De lege plaats aan tafel irriteert me, ça me dérange. Zoals verwacht staat het volle glas champagne er warm te worden. Hoe haalde Lucien het in zijn hoofd. Hij zag toch ook dat Junior er nog niet was. Alle begrip dat Lucien geen gediplomeerde ober is en bijna zestig. Maar geef toe, je moet echt niet intelligent zijn om te weten dat je wacht met inschenken tot de gast effectief aanwezig is.

 Op een moment als dit zouden de twee belangrijkste mannen in mijn leven – mijn echtgenoot en mijn zoon- er voor mij moeten zijn. Simple comme bonjour! Maar Victor zit nog steeds afwezig naar zijn mobieltje te staren en Junior is zoals zo vaak niet op de afspraak. Ik voel migraine opkomen. Ik vrees dat Junior het onmogelijke karakter van zijn vader heeft geërfd. Geen greintje gevoel voor etiquette. Jarenlang heb ik de meest elementaire leefregels aan mijn kinderen herhaald: ‘Niet in je neus peuteren, hand voor je mond als je geeuwt, hef je voeten op.’ En  later toen ze wat ouder waren: ‘Spreek met twee woorden, geen elleboog op tafel, zeg dankjewel.’  Soms gingen die waarschuwingen gepaard met een pedagogische tik. Wie niet horen wil, moet voelen. De meisjes hebben het intussen begrepen. Meestal toch. Maar Junior leert helaas niet bij. Hij negeert met opzet mijn opmerkingen. Meer nog, hij lacht me in mijn gezicht uit. Tant pis. Waarom zou ik nog moeite doen.

LAURA

(waterlelies, roggebrood, charmeoffensief)

Waarom legt papa die gsm nu niet weg? Hij weet dat het mama ergert wanneer iemand aan tafel belt of berichtjes stuurt. Het moet wel erg belangrijk zijn, als hij mama trotseert op haar verjaardag. Zou het waar zijn, wat er geroddeld wordt? Over papa en dat jonge meisje?

(fnuiken, fluitenkruid, überhaupt, zigzaggen)

            Als ik nerveus ben, som ik in gedachten mooie woorden op. Dat brengt rust in mijn hoofd.

Waar blijft Vic? Hij had beloofd dat hij zou komen. Dadelijk loopt alles weer mis. Dan begint mama te roepen, met servies te gooien en uiteindelijk te wenen. En papa, papa, die blijft zwijgen. Of loopt weg.

(desalniettemin, sikkeneurig, adembenemend)

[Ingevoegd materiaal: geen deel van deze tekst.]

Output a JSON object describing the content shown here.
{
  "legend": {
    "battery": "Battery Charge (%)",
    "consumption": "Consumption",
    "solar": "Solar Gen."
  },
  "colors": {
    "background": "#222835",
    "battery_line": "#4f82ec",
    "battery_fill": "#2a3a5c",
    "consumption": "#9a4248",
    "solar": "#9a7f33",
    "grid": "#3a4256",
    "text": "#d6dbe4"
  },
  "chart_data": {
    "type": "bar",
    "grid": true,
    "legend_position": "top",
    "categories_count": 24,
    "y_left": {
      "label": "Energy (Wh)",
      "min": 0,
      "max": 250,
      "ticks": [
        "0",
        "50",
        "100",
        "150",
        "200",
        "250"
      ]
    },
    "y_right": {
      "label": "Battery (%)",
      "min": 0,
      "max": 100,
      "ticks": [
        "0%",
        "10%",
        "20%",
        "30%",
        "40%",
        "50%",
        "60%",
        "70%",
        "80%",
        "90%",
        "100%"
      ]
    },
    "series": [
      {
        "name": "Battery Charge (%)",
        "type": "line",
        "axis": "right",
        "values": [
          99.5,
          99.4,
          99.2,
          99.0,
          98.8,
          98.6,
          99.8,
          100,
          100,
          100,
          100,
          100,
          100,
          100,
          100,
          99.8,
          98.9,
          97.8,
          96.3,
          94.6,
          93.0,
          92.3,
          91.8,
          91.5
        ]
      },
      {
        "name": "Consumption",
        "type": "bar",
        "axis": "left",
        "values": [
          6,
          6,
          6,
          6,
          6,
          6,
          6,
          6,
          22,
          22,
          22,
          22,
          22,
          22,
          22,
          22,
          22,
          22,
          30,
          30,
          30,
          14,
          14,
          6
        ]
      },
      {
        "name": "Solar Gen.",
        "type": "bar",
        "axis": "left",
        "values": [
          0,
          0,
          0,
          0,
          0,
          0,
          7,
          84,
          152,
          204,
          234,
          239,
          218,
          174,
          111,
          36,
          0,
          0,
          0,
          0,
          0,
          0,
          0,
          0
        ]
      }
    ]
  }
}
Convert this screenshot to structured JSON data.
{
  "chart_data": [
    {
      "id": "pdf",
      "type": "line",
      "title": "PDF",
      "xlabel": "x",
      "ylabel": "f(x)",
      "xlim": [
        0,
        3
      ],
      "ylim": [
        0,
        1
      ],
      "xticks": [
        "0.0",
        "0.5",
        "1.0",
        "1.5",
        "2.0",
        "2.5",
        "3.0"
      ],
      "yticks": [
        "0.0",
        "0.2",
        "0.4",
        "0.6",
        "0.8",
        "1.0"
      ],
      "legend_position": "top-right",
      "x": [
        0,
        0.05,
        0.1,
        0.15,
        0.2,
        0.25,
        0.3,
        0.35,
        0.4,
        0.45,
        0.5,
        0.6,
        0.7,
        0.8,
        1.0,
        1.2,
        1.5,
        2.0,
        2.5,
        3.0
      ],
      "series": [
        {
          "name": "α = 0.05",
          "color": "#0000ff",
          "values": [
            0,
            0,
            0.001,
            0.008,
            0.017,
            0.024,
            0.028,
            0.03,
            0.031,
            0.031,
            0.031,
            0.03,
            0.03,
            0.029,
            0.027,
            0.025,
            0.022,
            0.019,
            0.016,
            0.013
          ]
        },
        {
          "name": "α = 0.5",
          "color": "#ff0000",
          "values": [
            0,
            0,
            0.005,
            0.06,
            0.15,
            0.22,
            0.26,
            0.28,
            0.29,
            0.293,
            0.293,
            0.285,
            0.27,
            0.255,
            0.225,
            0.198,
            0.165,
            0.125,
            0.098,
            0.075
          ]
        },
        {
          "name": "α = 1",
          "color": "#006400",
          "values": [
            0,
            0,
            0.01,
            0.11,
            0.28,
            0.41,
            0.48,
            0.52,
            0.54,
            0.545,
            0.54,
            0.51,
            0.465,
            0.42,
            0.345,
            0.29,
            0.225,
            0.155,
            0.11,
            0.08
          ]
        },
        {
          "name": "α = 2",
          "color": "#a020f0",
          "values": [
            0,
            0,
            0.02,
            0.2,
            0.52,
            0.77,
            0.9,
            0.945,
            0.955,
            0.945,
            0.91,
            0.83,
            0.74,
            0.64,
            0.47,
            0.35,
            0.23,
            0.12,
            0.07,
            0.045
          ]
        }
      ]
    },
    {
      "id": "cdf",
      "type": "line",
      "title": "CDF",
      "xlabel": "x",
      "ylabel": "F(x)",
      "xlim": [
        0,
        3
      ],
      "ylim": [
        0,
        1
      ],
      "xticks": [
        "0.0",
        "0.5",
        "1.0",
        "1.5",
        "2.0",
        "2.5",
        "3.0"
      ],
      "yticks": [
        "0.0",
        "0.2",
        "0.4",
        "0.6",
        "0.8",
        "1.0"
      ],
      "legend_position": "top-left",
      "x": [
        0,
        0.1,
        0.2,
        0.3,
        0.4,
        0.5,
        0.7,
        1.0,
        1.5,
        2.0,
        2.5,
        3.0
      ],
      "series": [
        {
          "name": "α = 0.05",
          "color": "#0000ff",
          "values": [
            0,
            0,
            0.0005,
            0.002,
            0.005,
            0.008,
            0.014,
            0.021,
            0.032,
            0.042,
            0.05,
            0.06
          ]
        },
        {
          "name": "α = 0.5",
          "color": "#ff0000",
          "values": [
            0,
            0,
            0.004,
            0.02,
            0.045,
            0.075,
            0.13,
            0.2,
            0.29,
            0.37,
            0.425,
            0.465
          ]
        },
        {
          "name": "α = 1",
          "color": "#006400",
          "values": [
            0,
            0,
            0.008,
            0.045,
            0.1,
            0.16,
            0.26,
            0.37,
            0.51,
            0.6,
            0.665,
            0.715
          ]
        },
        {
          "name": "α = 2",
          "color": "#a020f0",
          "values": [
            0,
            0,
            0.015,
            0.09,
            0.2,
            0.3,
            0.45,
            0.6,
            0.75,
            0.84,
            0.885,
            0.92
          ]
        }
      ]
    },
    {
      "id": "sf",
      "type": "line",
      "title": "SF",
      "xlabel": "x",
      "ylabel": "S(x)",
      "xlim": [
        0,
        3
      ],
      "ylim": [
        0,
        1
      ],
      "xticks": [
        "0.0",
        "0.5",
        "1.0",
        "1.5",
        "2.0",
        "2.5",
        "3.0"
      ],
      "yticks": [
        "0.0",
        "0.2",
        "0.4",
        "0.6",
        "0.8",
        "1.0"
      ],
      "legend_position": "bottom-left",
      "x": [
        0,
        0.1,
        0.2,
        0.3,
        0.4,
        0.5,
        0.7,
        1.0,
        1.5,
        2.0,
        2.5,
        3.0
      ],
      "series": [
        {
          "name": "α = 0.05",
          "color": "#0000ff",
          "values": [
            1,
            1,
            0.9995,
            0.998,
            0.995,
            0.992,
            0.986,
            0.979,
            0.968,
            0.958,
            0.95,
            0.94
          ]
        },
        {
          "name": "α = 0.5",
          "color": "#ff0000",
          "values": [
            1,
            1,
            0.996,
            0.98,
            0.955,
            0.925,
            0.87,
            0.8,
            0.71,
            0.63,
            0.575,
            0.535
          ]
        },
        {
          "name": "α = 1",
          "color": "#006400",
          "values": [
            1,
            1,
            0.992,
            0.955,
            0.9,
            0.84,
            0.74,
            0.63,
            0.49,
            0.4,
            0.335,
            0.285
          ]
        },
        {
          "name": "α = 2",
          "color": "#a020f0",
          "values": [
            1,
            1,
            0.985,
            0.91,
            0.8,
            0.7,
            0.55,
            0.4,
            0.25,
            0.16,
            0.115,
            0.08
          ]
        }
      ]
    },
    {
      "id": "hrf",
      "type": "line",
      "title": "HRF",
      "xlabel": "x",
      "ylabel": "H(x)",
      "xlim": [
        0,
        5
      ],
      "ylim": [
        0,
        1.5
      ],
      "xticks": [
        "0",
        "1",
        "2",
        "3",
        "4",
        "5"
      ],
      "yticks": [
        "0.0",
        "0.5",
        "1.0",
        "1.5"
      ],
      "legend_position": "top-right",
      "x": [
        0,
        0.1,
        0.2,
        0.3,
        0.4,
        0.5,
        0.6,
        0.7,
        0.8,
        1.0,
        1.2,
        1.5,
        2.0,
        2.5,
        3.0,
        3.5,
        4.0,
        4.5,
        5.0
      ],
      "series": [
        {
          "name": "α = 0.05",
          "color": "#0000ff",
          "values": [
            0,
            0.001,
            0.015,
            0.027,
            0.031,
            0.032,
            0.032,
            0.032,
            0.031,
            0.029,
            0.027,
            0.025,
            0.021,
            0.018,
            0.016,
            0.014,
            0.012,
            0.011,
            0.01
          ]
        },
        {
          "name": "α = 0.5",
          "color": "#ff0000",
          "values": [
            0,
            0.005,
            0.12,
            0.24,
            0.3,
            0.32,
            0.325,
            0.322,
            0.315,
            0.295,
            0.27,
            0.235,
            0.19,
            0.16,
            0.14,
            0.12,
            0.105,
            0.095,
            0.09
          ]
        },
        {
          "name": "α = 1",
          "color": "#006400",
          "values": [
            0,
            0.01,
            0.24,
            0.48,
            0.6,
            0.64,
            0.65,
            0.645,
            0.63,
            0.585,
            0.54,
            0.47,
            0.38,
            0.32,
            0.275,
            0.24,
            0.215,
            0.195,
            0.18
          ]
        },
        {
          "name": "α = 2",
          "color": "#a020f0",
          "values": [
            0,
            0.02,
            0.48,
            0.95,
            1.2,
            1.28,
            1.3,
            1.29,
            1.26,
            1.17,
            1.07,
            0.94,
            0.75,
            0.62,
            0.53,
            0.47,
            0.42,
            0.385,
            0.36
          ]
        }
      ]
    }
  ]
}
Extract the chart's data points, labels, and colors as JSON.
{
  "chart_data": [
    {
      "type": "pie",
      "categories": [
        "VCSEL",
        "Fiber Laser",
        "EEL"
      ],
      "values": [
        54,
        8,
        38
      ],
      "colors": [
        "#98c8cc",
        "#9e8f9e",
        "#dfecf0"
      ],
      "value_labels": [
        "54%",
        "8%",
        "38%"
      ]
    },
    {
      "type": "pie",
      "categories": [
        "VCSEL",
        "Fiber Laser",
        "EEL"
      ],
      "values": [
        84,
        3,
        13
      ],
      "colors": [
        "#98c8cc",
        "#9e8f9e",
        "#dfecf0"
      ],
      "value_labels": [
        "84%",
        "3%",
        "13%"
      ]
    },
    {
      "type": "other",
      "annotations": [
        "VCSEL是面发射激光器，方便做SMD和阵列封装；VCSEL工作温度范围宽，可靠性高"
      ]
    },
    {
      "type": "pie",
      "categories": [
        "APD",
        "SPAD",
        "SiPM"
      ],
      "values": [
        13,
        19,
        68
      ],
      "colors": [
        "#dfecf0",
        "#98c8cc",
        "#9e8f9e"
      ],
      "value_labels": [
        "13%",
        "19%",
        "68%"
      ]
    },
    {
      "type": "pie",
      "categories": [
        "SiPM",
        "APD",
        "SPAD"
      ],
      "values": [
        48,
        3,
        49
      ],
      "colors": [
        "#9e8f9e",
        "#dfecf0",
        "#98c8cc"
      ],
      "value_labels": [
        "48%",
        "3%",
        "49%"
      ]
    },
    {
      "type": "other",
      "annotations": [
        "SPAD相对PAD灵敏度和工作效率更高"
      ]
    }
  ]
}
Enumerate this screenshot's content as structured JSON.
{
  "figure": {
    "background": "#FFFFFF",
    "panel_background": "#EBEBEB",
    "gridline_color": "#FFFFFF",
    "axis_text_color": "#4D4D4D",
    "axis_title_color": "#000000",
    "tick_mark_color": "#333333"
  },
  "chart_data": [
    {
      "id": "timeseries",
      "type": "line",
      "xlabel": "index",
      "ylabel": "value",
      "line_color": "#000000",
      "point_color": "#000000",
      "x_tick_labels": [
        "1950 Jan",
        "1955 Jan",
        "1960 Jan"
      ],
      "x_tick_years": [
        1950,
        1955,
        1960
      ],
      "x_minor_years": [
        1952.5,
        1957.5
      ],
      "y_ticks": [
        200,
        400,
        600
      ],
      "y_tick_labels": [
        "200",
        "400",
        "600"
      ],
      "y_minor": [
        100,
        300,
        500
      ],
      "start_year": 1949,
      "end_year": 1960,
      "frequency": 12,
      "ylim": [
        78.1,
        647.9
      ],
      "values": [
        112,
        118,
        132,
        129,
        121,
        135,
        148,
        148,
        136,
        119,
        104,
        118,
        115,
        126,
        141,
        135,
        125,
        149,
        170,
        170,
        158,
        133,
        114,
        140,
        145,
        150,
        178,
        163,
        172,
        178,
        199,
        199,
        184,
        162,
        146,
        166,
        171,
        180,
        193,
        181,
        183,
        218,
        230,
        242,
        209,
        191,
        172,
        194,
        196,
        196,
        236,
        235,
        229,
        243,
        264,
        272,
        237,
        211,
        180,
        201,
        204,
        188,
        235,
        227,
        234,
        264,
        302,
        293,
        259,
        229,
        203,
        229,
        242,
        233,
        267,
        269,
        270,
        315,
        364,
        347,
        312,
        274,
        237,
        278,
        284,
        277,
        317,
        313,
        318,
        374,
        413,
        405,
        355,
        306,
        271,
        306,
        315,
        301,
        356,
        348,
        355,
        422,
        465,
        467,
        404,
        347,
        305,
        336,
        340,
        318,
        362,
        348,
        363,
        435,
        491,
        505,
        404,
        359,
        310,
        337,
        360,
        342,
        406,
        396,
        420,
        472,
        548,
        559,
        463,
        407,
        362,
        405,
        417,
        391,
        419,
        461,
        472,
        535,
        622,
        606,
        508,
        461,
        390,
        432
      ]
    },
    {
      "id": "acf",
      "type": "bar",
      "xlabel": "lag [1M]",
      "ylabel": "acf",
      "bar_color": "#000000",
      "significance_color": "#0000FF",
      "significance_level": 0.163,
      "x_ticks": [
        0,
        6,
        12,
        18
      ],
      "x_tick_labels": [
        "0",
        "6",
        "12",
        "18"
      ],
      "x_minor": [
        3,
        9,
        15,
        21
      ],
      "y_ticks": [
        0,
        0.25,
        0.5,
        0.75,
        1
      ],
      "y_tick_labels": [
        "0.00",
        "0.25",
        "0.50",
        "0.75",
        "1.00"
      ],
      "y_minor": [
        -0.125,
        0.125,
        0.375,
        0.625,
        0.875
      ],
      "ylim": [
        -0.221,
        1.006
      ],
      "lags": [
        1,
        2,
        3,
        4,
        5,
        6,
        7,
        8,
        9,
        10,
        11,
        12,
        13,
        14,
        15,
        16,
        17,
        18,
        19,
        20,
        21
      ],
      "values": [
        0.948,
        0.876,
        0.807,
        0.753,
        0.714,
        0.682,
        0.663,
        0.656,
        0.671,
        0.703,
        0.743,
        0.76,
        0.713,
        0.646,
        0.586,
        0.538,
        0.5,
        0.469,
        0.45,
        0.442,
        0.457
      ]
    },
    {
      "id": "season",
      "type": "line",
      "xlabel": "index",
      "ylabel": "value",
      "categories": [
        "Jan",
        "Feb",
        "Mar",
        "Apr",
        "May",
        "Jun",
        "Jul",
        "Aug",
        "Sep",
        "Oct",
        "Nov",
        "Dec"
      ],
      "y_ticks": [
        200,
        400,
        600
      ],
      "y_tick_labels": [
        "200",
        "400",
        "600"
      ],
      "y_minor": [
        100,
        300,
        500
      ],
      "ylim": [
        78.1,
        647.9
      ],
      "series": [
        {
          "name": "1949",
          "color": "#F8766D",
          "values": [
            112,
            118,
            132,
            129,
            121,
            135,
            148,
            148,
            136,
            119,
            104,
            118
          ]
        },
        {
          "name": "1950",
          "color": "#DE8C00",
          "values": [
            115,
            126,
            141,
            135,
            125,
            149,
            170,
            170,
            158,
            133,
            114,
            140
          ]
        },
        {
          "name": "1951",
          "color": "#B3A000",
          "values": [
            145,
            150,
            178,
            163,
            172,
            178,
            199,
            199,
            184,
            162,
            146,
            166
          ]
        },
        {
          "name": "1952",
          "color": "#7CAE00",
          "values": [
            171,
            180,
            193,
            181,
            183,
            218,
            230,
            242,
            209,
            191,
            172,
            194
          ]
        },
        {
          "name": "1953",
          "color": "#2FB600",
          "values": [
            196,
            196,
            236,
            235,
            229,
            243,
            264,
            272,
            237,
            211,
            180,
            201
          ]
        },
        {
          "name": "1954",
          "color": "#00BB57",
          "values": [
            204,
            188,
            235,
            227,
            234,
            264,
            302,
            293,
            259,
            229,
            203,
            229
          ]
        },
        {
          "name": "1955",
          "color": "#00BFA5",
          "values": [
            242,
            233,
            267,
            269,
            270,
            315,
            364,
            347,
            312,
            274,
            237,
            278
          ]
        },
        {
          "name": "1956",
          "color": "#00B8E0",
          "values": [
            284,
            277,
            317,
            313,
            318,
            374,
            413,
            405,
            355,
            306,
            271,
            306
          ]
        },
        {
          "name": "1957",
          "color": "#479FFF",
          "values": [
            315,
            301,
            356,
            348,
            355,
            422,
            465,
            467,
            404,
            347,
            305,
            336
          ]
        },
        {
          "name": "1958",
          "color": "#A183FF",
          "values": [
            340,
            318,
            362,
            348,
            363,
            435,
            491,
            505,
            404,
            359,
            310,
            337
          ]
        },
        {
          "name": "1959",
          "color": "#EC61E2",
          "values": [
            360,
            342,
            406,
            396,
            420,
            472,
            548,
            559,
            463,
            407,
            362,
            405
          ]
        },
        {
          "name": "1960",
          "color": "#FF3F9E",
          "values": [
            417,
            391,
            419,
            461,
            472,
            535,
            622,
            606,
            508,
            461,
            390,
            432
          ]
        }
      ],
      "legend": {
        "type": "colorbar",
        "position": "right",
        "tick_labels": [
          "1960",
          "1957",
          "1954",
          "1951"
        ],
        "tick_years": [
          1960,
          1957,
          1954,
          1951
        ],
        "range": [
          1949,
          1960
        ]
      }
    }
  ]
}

            Soms is de vrede bewaren beter dan je gelijk halen. Ik neem mijn glas, kijk naar mama en vang haar blik. Ik lach en drink haar toe. Ze doet een poging om mijn lach te beantwoorden. Maar de frons op haar voorhoofd blijft. Ondanks de botox.

Rosita wil drinken, ze pakt onhandig haar glas, niemand kijkt naar haar, maar de hele familie ziet het gebeuren. De slechte afloop was te voorspellen. Dus begin ik een verhaal over iets wat onlangs gebeurd is, over mijn fiets, de platte band, … Ik zwijg abrupt.  Er is niemand die belangstellend vraagt: ‘en toen?’.

(angstschreeuw)

ROSITA

Ik lach. Als een clown. Al zou ik liever huilen. Maar dat gun ik ze niet. Mondhoeken omhoog.

Ik vind het iedere keer verschrikkelijk, elk feestje, hoe klein ook. Ik voel gewoon dat iedereen naar mij kijkt. Of nee, eigenlijk kijken ze juist niet! Ze proberen althans om niet te kijken. Neem nu daarnet: ik wil een slok fruitsap  drinken, ik klem mijn handen krampachtig rond het glas, ik mik het rietje in mijn mond om dan hoorbaar luid te slikken. Vreselijk. De afgewende blikken, de stilte die valt. Laura begint een verhaal om die ijzige stilte te doorbreken. Niemand luistert echt. Plots stopt ze, midden in een zin. Waarschijnlijk bedenkt ze nu weer gekke woordjes. Het geeft rust in haar hoofd, zegt ze.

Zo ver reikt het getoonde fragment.